I have also discovered I am pretty much the last person from Scotland to ever visit Florida, but that is okay because I am having a major adventure of my own and am away from work, so there.
Although this attitude was slightly marred by discovering one of my colleagues from the Rival Hospital is actually staying somewhere within two miles of us at this very moment.
Orlando certainly seems well set-up for tourists. Our hotel is right next to the Street of All Hotels, which appears to also be the Street of All Restaurants, and also All Minigolf. In fact, I’m not sure we’re going to go anywhere near the city itself, seeing as the Bossman has prepaid for about fourteen different theme parks. I assumed some of them, at least, would be reached by going into town, or rather, through it, but apparently not – there is a road (highway? Freeway? Interstate? One of them) and every turn-off on it takes you to a different park? Hot damn, that is some town planning!

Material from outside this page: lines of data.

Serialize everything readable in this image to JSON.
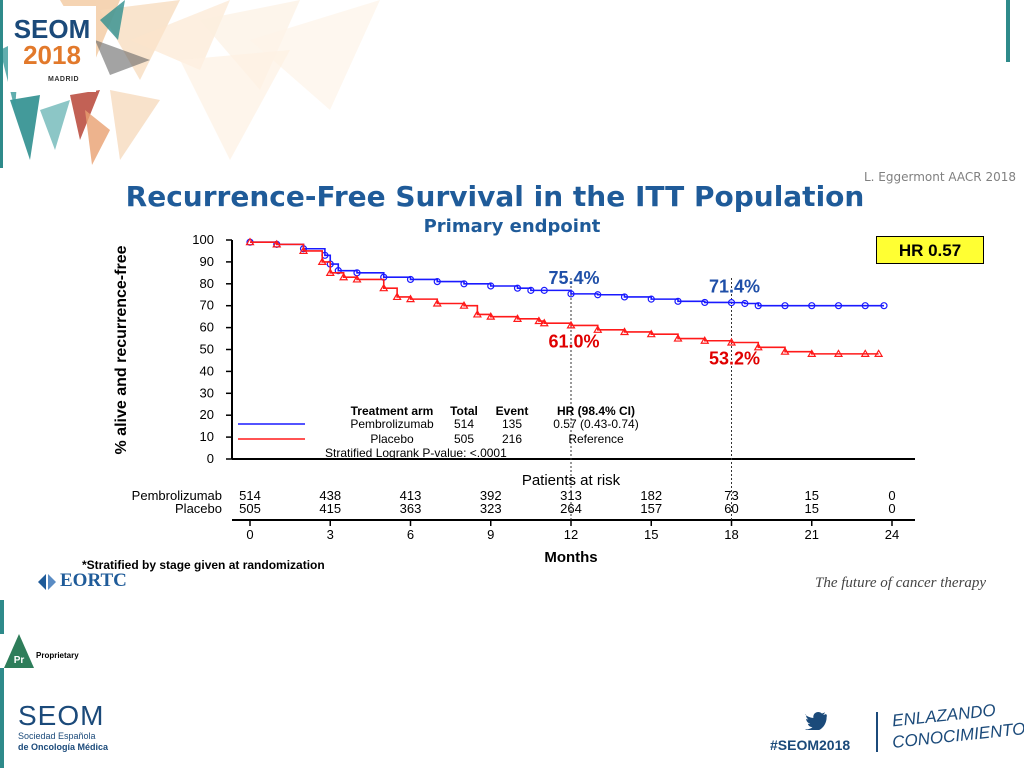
{
  "header": {
    "logo_seom": "SEOM",
    "logo_year": "2018",
    "logo_city": "MADRID",
    "citation": "L. Eggermont AACR 2018",
    "title": "Recurrence-Free Survival in the ITT Population",
    "subtitle": "Primary endpoint"
  },
  "hr_box": "HR  0.57",
  "chart_data": {
    "type": "line",
    "ylabel": "% alive and recurrence-free",
    "xlabel": "Months",
    "xlim": [
      0,
      24
    ],
    "ylim": [
      0,
      100
    ],
    "x_ticks": [
      "0",
      "3",
      "6",
      "9",
      "12",
      "15",
      "18",
      "21",
      "24"
    ],
    "y_ticks": [
      "0",
      "10",
      "20",
      "30",
      "40",
      "50",
      "60",
      "70",
      "80",
      "90",
      "100"
    ],
    "reference_lines_x": [
      12,
      18
    ],
    "series": [
      {
        "name": "Pembrolizumab",
        "color": "#1a1aff",
        "x": [
          0,
          1,
          2,
          2.8,
          3,
          3.3,
          4,
          5,
          6,
          7,
          8,
          9,
          10,
          10.5,
          11,
          12,
          13,
          14,
          15,
          16,
          17,
          18,
          18.5,
          19,
          20,
          21,
          22,
          23,
          23.7
        ],
        "y": [
          99,
          98,
          96,
          93,
          89,
          86,
          85,
          83,
          82,
          81,
          80,
          79,
          78,
          77,
          77,
          75.4,
          75,
          74,
          73,
          72,
          71.5,
          71.4,
          71,
          70,
          70,
          70,
          70,
          70,
          70
        ]
      },
      {
        "name": "Placebo",
        "color": "#ff1a1a",
        "x": [
          0,
          1,
          2,
          2.7,
          3,
          3.5,
          4,
          5,
          5.5,
          6,
          7,
          8,
          8.5,
          9,
          10,
          10.8,
          11,
          12,
          13,
          14,
          15,
          16,
          17,
          18,
          19,
          20,
          21,
          22,
          23,
          23.5
        ],
        "y": [
          99,
          98,
          95,
          90,
          85,
          83,
          82,
          78,
          74,
          73,
          71,
          70,
          66,
          65,
          64,
          63,
          62,
          61,
          59,
          58,
          57,
          55,
          54,
          53.2,
          51,
          49,
          48,
          48,
          48,
          48
        ]
      }
    ],
    "annotations": [
      {
        "text": "75.4%",
        "x": 12,
        "y": 75.4,
        "series": "Pembrolizumab"
      },
      {
        "text": "71.4%",
        "x": 18,
        "y": 71.4,
        "series": "Pembrolizumab"
      },
      {
        "text": "61.0%",
        "x": 12,
        "y": 61,
        "series": "Placebo"
      },
      {
        "text": "53.2%",
        "x": 18,
        "y": 53.2,
        "series": "Placebo"
      }
    ],
    "legend": {
      "headers": [
        "Treatment arm",
        "Total",
        "Event",
        "HR (98.4% CI)"
      ],
      "rows": [
        {
          "arm": "Pembrolizumab",
          "total": "514",
          "event": "135",
          "hr": "0.57 (0.43-0.74)"
        },
        {
          "arm": "Placebo",
          "total": "505",
          "event": "216",
          "hr": "Reference"
        }
      ],
      "note": "Stratified Logrank P-value: <.0001"
    },
    "risk_table": {
      "title": "Patients at risk",
      "rows": [
        {
          "label": "Pembrolizumab",
          "values": [
            "514",
            "438",
            "413",
            "392",
            "313",
            "182",
            "73",
            "15",
            "0"
          ]
        },
        {
          "label": "Placebo",
          "values": [
            "505",
            "415",
            "363",
            "323",
            "264",
            "157",
            "60",
            "15",
            "0"
          ]
        }
      ]
    }
  },
  "footer": {
    "footnote": "*Stratified by stage given at randomization",
    "eortc": "EORTC",
    "tagline": "The future of cancer therapy",
    "proprietary_mark": "Pr",
    "proprietary": "Proprietary",
    "seom": "SEOM",
    "seom_sub1": "Sociedad  Española",
    "seom_sub2": "de Oncología Médica",
    "hashtag": "#SEOM2018",
    "enlazando1": "ENLAZANDO",
    "enlazando2": "CONOCIMIENTO"
  }
}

Today we went to none of them and instead wandered up and down the Street of All Hotels. I am vaguely disappointed that I will see no sign at all of How Florida Residents Actually Live, but I quickly forgot about that in my conviction that we were going to burn to death despite the factor 30.
The Street of All Hotels also has Ripley’s Believe It or Not, which is a squinty, slanty red house full of… whatever the hell goes on in Ripley’s Believe It or Not. Which turns out to have nothing to do with Aliens. The Bossman expressed supreme disbelief that I could have spent my whole life and never been in a Ripley’s Believe It or Not, so he paid for me to go into what appears to be a curio emporium. If you can only make, say, a giant picture of some pop-culture icon (Beyonce, say, or Lady Gaga; or just a bald eagle because they never go out of fashion) out of something no sane person would ever use to make a picture (jelly beans, bottle tops, dryer lint) then you too can be exhibited here. Also if you are a two-headed calf, you are pretty much set (if not exactly for life).
However, just down the road from this was Wonderworks, an upside-down house, which has a hurricane simulator, an earthquake simulator, a thing where you can stick on a chainmail glove and be zapped by lightning, lots of science activity stuff and a neon high-ropes course which I thought looked really awesome until I got up there and remembered that I am terrified of a) heights and b) embarrassing myself in public. Fortunately I have the natural grace and agility of a wild animal; unfortunately, that animal is a water buffalo.
Thank god the Bossman has the same attitude to high-ropes courses that I do; also the same attitude to flumes, rollercoasters and the like, which is to say, Hell no, we won’t go. So he did not mock me for slithering and wobbling around until I’d had enough (approximately one minute later) and had to try and fight my way past ten thousand children who can do everything I can’t – except work out how to navigate around someone coming the other way, or make a decision about where to go next.
Mercifully, the Street of All Hotels also has bars, so we went for some cocktails and salsa things in a Bahamas-theme one where a guy played melodic steel drums in the background and I heard a reggae version of Hotel California. It was a long and arduous trek the half-mile back to the hotel after that, but the manager threw a very credible fit of shock when he head we had not taken a bus at any point, and suggested we go for a swim. Which was very cooling, yes, but thrashing around enthusiastically in a pool was maybe not the best solution to having been trekking about for hours beforehand. I think I was asleep by eight o’clock.
Above: flowers only previously seen in botanic gardens grow freely in the streets here! …I still have no idea what they are.